The pair were part of the Perry Brothers’ Circus on its annual New Zealand-wide tour which had started in the south and was working its way slowly northwards.

Newspaper articles from the time tell of the progress of the circus:

The Lake Wakitip Mail reported on the 4th of December, 1928, of the impressive circus of “60 people, 20 horses and ponies, 10 cages of wild animals comprising lions, tigers, leopards, hyena, wolves, Tasmanian Tiger, and many other rare animals, including Jumbo the huge elephant and his pal Tommy, the midget” coming to Queenstown.

By the 3rd of January 1929, they had reached Christchurch.

On the 17th of January, the New Zealand Herald reported on what could have been a disastrous incident. While making its way from Westport to Murchison, near Hawks Crag, a cage containing a lion, lioness and a tiger slipped off a trailer and rolled down a steep bank.

Fortunately, a gang of railway workers was on hand and, with the aid of an elephant which had to be brought back six miles to the scene, the animals were eventually recovered without significant damage.

Sometime between the 17th and 29th of January, when they were reported performing in Wellington, the circus must have passed through Wakefield. This is when the elephants were photographed penned up beside the Methodist Church on the corner of Arrow and Edward Street, Wakefield, and bathing in the Wai-iti River. It’s believed the bathing spot was near the Pigeon Valley Bridge.

George Taylor Lawrence was the photographer, and it was his grandchildren, Doug and Sally Lawrence, who gifted the photographs to the Waimea South Historical Society.

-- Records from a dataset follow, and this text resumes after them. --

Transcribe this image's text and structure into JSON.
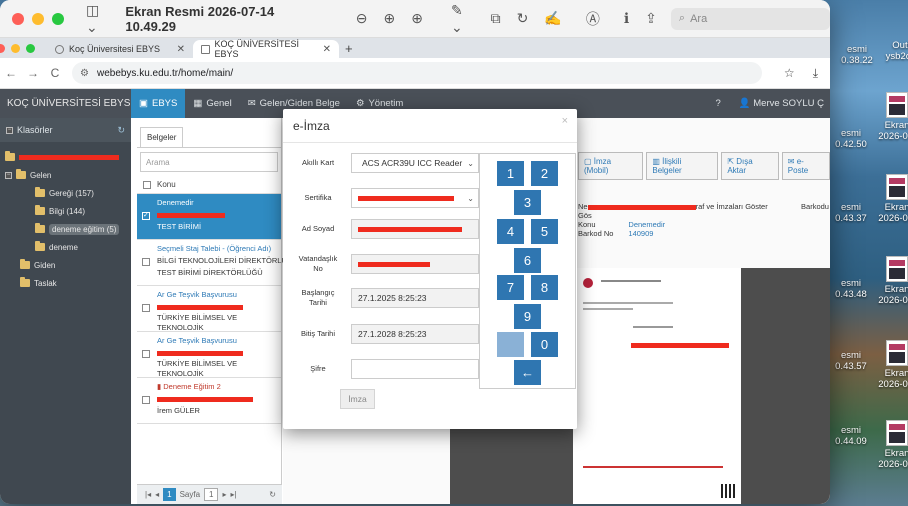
{
  "preview_app": {
    "title": "Ekran Resmi 2026-07-14 10.49.29",
    "search_placeholder": "Ara"
  },
  "browser": {
    "tabs": [
      {
        "label": "Koç Üniversitesi EBYS"
      },
      {
        "label": "KOÇ ÜNİVERSİTESİ EBYS"
      }
    ],
    "url": "webebys.ku.edu.tr/home/main/"
  },
  "app": {
    "brand": "KOÇ ÜNİVERSİTESİ EBYS",
    "menus": [
      "EBYS",
      "Genel",
      "Gelen/Giden Belge",
      "Yönetim"
    ],
    "help": "?",
    "user": "Merve SOYLU Ç"
  },
  "sidebar": {
    "title": "Klasörler",
    "items": [
      "Gelen",
      "Gereği (157)",
      "Bilgi (144)",
      "deneme eğitim (5)",
      "deneme",
      "Giden",
      "Taslak"
    ]
  },
  "list": {
    "tab": "Belgeler",
    "search_placeholder": "Arama",
    "col_header": "Konu",
    "rows": [
      {
        "title": "Denemedir",
        "line2": "",
        "line3": "TEST BİRİMİ"
      },
      {
        "title": "Seçmeli Staj Talebi - (Öğrenci Adı)",
        "line2": "BİLGİ TEKNOLOJİLERİ DİREKTÖRLÜĞÜ",
        "line3": "TEST BİRİMİ DİREKTÖRLÜĞÜ"
      },
      {
        "title": "Ar Ge Teşvik Başvurusu",
        "line2": "TÜRKİYE BİLİMSEL VE TEKNOLOJİK",
        "line3": "ARAŞTIRMA KURUMU..."
      },
      {
        "title": "Ar Ge Teşvik Başvurusu",
        "line2": "TÜRKİYE BİLİMSEL VE TEKNOLOJİK",
        "line3": "ARAŞTIRMA KURUMU..."
      },
      {
        "title": "Deneme Eğitim 2",
        "line2": "",
        "line3": "İrem GÜLER"
      }
    ],
    "pager": {
      "page_label": "Sayfa",
      "page": "1",
      "current": "1"
    }
  },
  "detail": {
    "buttons": [
      "İmza (Mobil)",
      "İlişkili Belgeler",
      "Dışa Aktar",
      "e-Poste"
    ],
    "meta_header": "Ne",
    "meta_header_tail": "raf ve İmzaları Göster",
    "barkod_right": "Barkodu Gös",
    "konu_key": "Konu",
    "konu_val": "Denemedir",
    "barkod_key": "Barkod No",
    "barkod_val": "140909"
  },
  "modal": {
    "title": "e-İmza",
    "close": "×",
    "fields": [
      {
        "label": "Akıllı Kart",
        "value": "ACS ACR39U ICC Reader"
      },
      {
        "label": "Sertifika",
        "value": ""
      },
      {
        "label": "Ad Soyad",
        "value": ""
      },
      {
        "label": "Vatandaşlık No",
        "value": ""
      },
      {
        "label": "Başlangıç Tarihi",
        "value": "27.1.2025 8:25:23"
      },
      {
        "label": "Bitiş Tarihi",
        "value": "27.1.2028 8:25:23"
      },
      {
        "label": "Şifre",
        "value": ""
      }
    ],
    "sign_button": "İmza",
    "keys": [
      "1",
      "2",
      "3",
      "4",
      "5",
      "6",
      "7",
      "8",
      "9",
      "",
      "0",
      "←"
    ]
  },
  "desktop": {
    "icons": [
      "esmi\n0.38.22",
      "Outl\nysb2oa",
      "Ekran\n2026-0...",
      "esmi\n0.42.50",
      "Ekran\n2026-0...",
      "esmi\n0.43.37",
      "esmi\n0.43.48",
      "Ekran\n2026-0...",
      "esmi\n0.43.57",
      "Ekran\n2026-0...",
      "esmi\n0.44.09",
      "Ekran\n2026-0..."
    ]
  }
}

George Taylor Lawrence was born in Invercargill in 1859, after his father, William Taylor Lawrence, emigrated with his wife from Herefordshire, England, in the 1850’s.

In 1881, when he was 22 years of age, George was a passenger on the steamship Tararua which ran aground on a reef at Waipapa Point while on a regular journey between Port Chalmers and Invercargill and later sank with a large loss of life. After two unsuccessful attempts to get passengers off the ship it was decided to try once more to send a boat, with a strong swimmer with a rope, to reach the shore. George volunteered.

Despite George’s efforts, 131 people perished in this shipwreck. George was one of the 20 fortunate survivors. He had risked his life in getting a rope to shore and raising the alarm, yet ironically it was that act of courage which ultimately saved him.

As he neared retirement the warmer weather of the north beckoned and, when the opportunity arose, he moved to Wakefield in 1919, aged 60.